I will take pictures and update it here as I go along.

My only concern / regret is that I used a 75mm pipe to route the water to the tanks instead of a 100mm pipe. I followed the advice of a couple of guys here who work for ag. pump companies and kick myself for not following my own gut feeling that the pipe might be too small. Unfortunately, the pipe is buried and the ground is a mud pit now due to all the rain we're getting so I will just have to live with it for this season.

I can't thank you guys enough for all the help and advice.

Have a great day!
Dennis
I appreciate your appreciation!

Ikanuba
My only concern / regret is that I used a 75mm pipe to route the water to the tanks instead of a 100mm pipe. I followed the advice of a couple of guys here who work for ag. pump companies and kick myself for not following my own gut feeling that the pipe might be too small. Unfortunately, the pipe is buried and the ground is a mud pit now due to all the rain we're getting so I will just have to live with it for this season.
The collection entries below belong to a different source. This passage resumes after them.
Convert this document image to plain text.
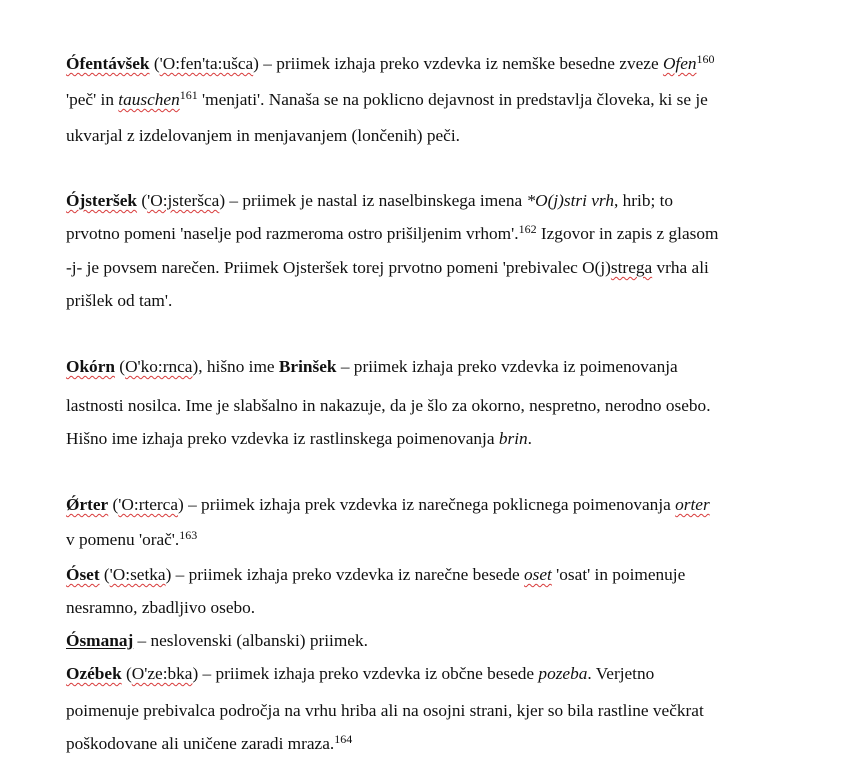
Ófentávšek ('O:fen'ta:ušca) – priimek izhaja preko vzdevka iz nemške besedne zveze Ofen$^{160}$
'peč' in tauschen$^{161}$ 'menjati'. Nanaša se na poklicno dejavnost in predstavlja človeka, ki se je
ukvarjal z izdelovanjem in menjavanjem (lončenih) peči.
Ójsteršek ('O:jsteršca) – priimek je nastal iz naselbinskega imena *O(j)stri vrh, hrib; to
prvotno pomeni 'naselje pod razmeroma ostro prišiljenim vrhom'.$^{162}$ Izgovor in zapis z glasom
-j- je povsem narečen. Priimek Ojsteršek torej prvotno pomeni 'prebivalec O(j)strega vrha ali
prišlek od tam'.
Okórn (O'ko:rnca), hišno ime Brinšek – priimek izhaja preko vzdevka iz poimenovanja
lastnosti nosilca. Ime je slabšalno in nakazuje, da je šlo za okorno, nespretno, nerodno osebo.
Hišno ime izhaja preko vzdevka iz rastlinskega poimenovanja brin.
Ǿrter ('O:rterca) – priimek izhaja prek vzdevka iz narečnega poklicnega poimenovanja orter
v pomenu 'orač'.$^{163}$
Óset ('O:setka) – priimek izhaja preko vzdevka iz narečne besede oset 'osat' in poimenuje
nesramno, zbadljivo osebo.
Ósmanaj – neslovenski (albanski) priimek.
Ozébek (O'ze:bka) – priimek izhaja preko vzdevka iz občne besede pozeba. Verjetno
poimenuje prebivalca področja na vrhu hriba ali na osojni strani, kjer so bila rastline večkrat
poškodovane ali uničene zaradi mraza.$^{164}$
I was wondering whether you had plumbed the pipe the full distance. Did the 'experts' also advise you to use the sch 40 pipe? Those guys should know what your area's 1:10 5 minute intensity is...why not ask them? Surely they based their recommendations for the pipe size on those figures.
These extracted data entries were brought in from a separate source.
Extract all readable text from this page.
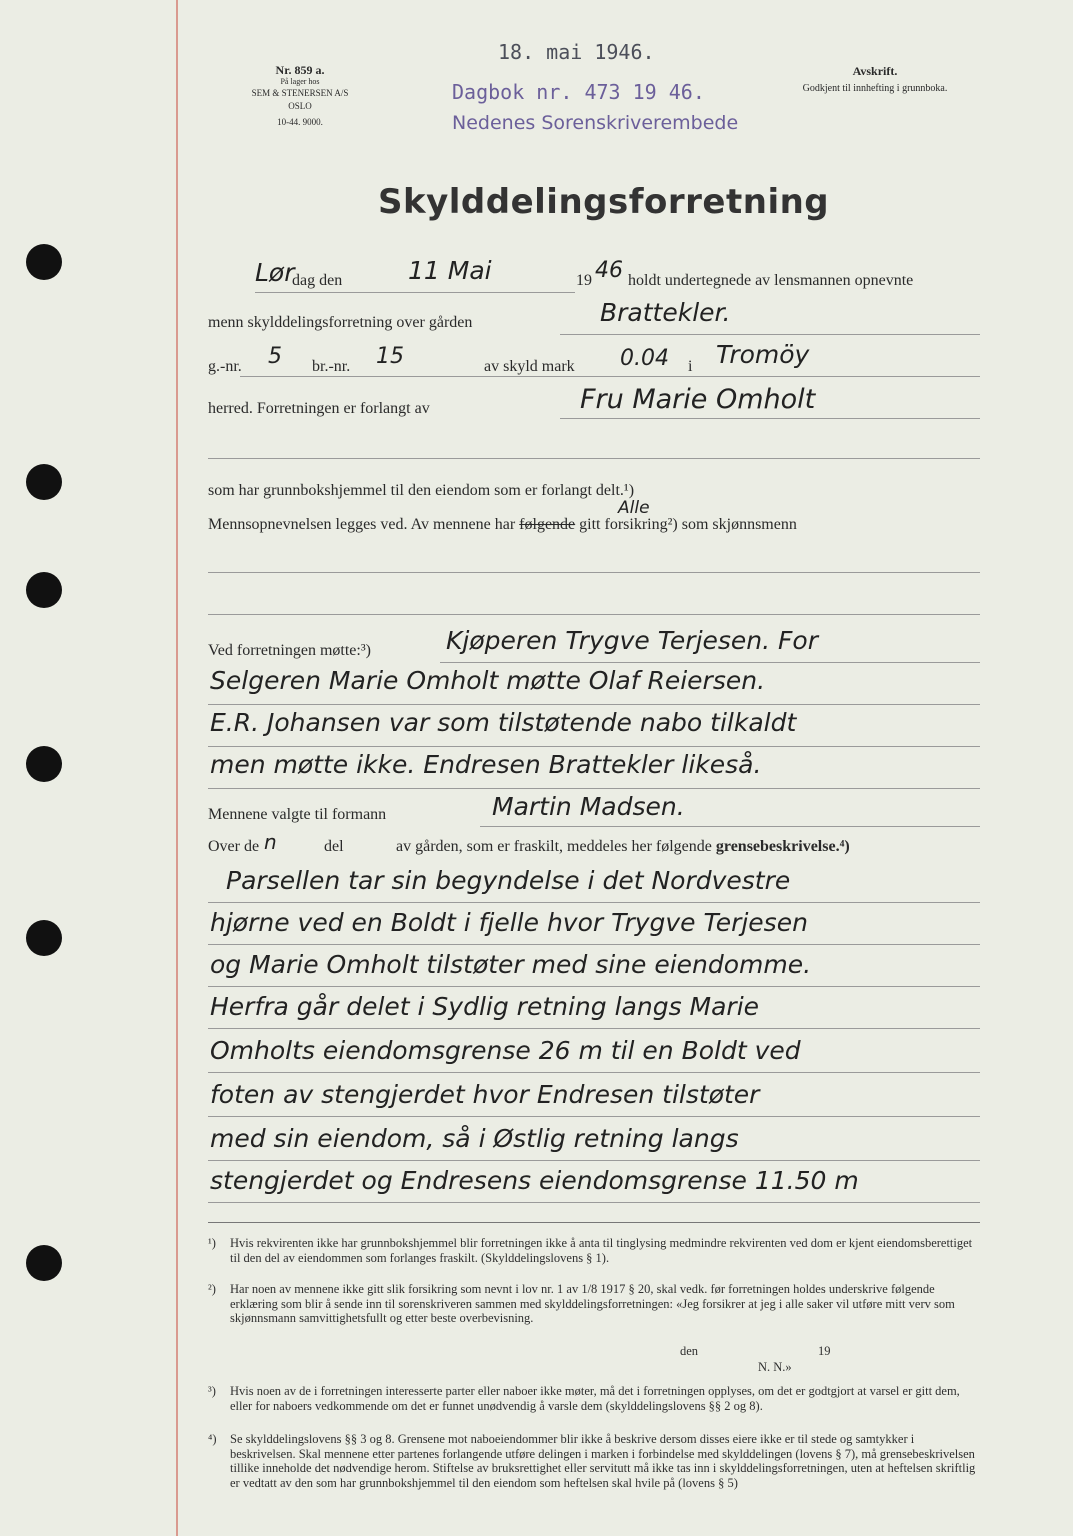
Nr. 859 a.
På lager hos
SEM & STENERSEN A/S OSLO
10-44. 9000.
18. mai 1946.
Dagbok nr. 473 19 46.
Nedenes Sorenskriverembede
Avskrift.
Godkjent til innhefting i grunnboka.
Skylddelingsforretning
Lør
dag den	11 Mai	19 46 holdt undertegnede av lensmannen opnevnte
menn skylddelingsforretning over gården	Brattekler.
g.-nr. 5 br.-nr. 15	av skyld mark 0.04 i Tromöy
herred. Forretningen er forlangt av	Fru Marie Omholt
som har grunnbokshjemmel til den eiendom som er forlangt delt.¹)
Alle
Mennsopnevnelsen legges ved. Av mennene har følgende gitt forsikring²) som skjønnsmenn
Ved forretningen møtte:³)	Kjøperen Trygve Terjesen. For
Selgeren Marie Omholt møtte Olaf Reiersen.
E.R. Johansen var som tilstøtende nabo tilkaldt
men møtte ikke. Endresen Brattekler likeså.
Mennene valgte til formann	Martin Madsen.
Over de n	del	av gården, som er fraskilt, meddeles her følgende grensebeskrivelse.⁴)
Parsellen tar sin begyndelse i det Nordvestre
hjørne ved en Boldt i fjelle hvor Trygve Terjesen
og Marie Omholt tilstøter med sine eiendomme.
Herfra går delet i Sydlig retning langs Marie
Omholts eiendomsgrense 26 m til en Boldt ved
foten av stengjerdet hvor Endresen tilstøter
med sin eiendom, så i Østlig retning langs
stengjerdet og Endresens eiendomsgrense 11.50 m
¹) Hvis rekvirenten ikke har grunnbokshjemmel blir forretningen ikke å anta til tinglysing medmindre rekvirenten ved dom er kjent eiendomsberettiget til den del av eiendommen som forlanges fraskilt. (Skylddelingslovens § 1).
²) Har noen av mennene ikke gitt slik forsikring som nevnt i lov nr. 1 av 1/8 1917 § 20, skal vedk. før forretningen holdes underskrive følgende erklæring som blir å sende inn til sorenskriveren sammen med skylddelingsforretningen: «Jeg forsikrer at jeg i alle saker vil utføre mitt verv som skjønnsmann samvittighetsfullt og etter beste overbevisning.
den	19
N. N.»
³) Hvis noen av de i forretningen interesserte parter eller naboer ikke møter, må det i forretningen opplyses, om det er godtgjort at varsel er gitt dem, eller for naboers vedkommende om det er funnet unødvendig å varsle dem (skylddelingslovens §§ 2 og 8).
⁴) Se skylddelingslovens §§ 3 og 8. Grensene mot naboeiendommer blir ikke å beskrive dersom disses eiere ikke er til stede og samtykker i beskrivelsen. Skal mennene etter partenes forlangende utføre delingen i marken i forbindelse med skylddelingen (lovens § 7), må grensebeskrivelsen tillike inneholde det nødvendige herom. Stiftelse av bruksrettighet eller servitutt må ikke tas inn i skylddelingsforretningen, uten at heftelsen skriftlig er vedtatt av den som har grunnbokshjemmel til den eiendom som heftelsen skal hvile på (lovens § 5)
If you can find out what the 5 minute intensity is for your area's 10 year return event, you can compare the 1:10 roof harvest rate Vs the wet system's maximum flow rate to see whether there would be a problem during a heavy rain event. Your pipe with (my guesstimated) 150 meters of friction loss and a 3 metre head will give a little less than 350 litres per minute which equates to rainfall that is a tad less than 2 mm per minute.
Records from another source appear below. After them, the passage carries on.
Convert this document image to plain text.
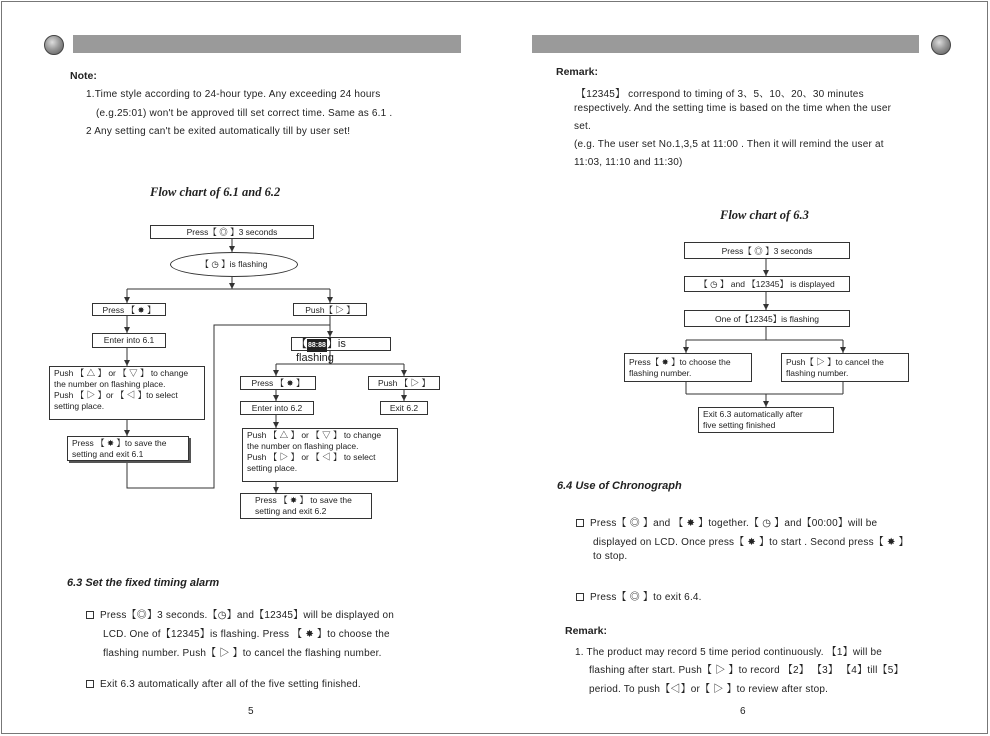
Note:
1.Time style according to 24-hour type. Any exceeding 24 hours
(e.g.25:01) won't be approved till set correct time. Same as 6.1 .
2 Any setting can't be exited automatically till by user set!
Flow chart of 6.1 and 6.2
Press【 ◎ 】3 seconds
【 ◷ 】is flashing
Press 【 ✸ 】	Push【 ▷ 】
Enter into 6.1
Push 【 △ 】 or 【 ▽ 】 to change
the number on flashing place.
Push 【 ▷ 】or 【 ◁ 】to select
setting place.
Press 【 ✸ 】to save the
setting and exit 6.1
【88:88】is flashing
Press 【 ✸ 】	Push 【 ▷ 】
Enter into 6.2	Exit 6.2
Push 【 △ 】 or 【 ▽ 】 to change
the number on flashing place.
Push 【 ▷ 】 or 【 ◁ 】 to select
setting place.
Press 【 ✸ 】 to save the
setting and exit 6.2
6.3 Set the fixed timing alarm
Press【◎】3 seconds.【◷】and【12345】will be displayed on
LCD. One of【12345】is flashing. Press 【 ✸ 】to choose the
flashing number. Push【 ▷ 】to cancel the flashing number.
Exit 6.3 automatically after all of the five setting finished.
5
Remark:
【12345】 correspond to timing of 3、5、10、20、30 minutes
respectively. And the setting time is based on the time when the user
set.
(e.g. The user set No.1,3,5 at 11:00 . Then it will remind the user at
11:03, 11:10 and 11:30)
Flow chart of 6.3
Press【 ◎ 】3 seconds
【 ◷ 】 and 【12345】 is displayed
One of【12345】is flashing
Press【 ✸ 】to choose the
flashing number.
Push【 ▷ 】to cancel the
flashing number.
Exit 6.3 automatically after
five setting finished
6.4 Use of Chronograph
Press【 ◎ 】and 【 ✸ 】together.【 ◷ 】and【00:00】will be
displayed on LCD. Once press【 ✸ 】to start . Second press【 ✸ 】
to stop.
Press【 ◎ 】to exit 6.4.
Remark:
1. The product may record 5 time period continuously. 【1】will be
flashing after start. Push【 ▷ 】to record 【2】 【3】 【4】till【5】
period. To push【◁】or【 ▷ 】to review after stop.
6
Tt requires 4 times the head to double the flow rate and while flow rates at lower heads are impressive, there are big increases needed to make up any requirement discrepancies. You can play around with the 2 flow rate calculators below to see for yourself what the variances are. The uPVC roughness coefficient is 150 and other measures can be changed.

http://www.calctool.org/CALC/eng/civil/hazen-williams_g

http://www.nationalpump.com.au/calculat ... alculator/

Have you already experienced double omega blocks and if so, did they bring greater rain or just cause cold weather? There were times earlier this year when it was hotter in Siberia than it was in California and large parts of the central US flooded. The North Polar Jet Stream is a mere semblance of its former self and the consequent changing weather patterns must also be factored as historical records are now truly history so to speak.

Ikanuba
I'm thinking about using a Grundfos CMBE pump as my pump. It's a pressure tank, pressure switch and pump all wrapped up into one unit. I spent some time talking to Grundfos tech today and they said it's a real work hog of a pump. (http://us.grundfos.com/products/find-pr ... oster.html)

https://www.youtube.com/watch?v=GtC_Qf1Zd4Q

I am a big fan of Grundfos pumps and having variable speed drive is ideal for household use. You will need a larger than usual internal diameter hose to pump water 122 metres without a lot of friction loss and don't forget to fit a check valve. You can use the second flow calculator I linked to see the friction losses with different internal diameter hoses and flow rates over the distance.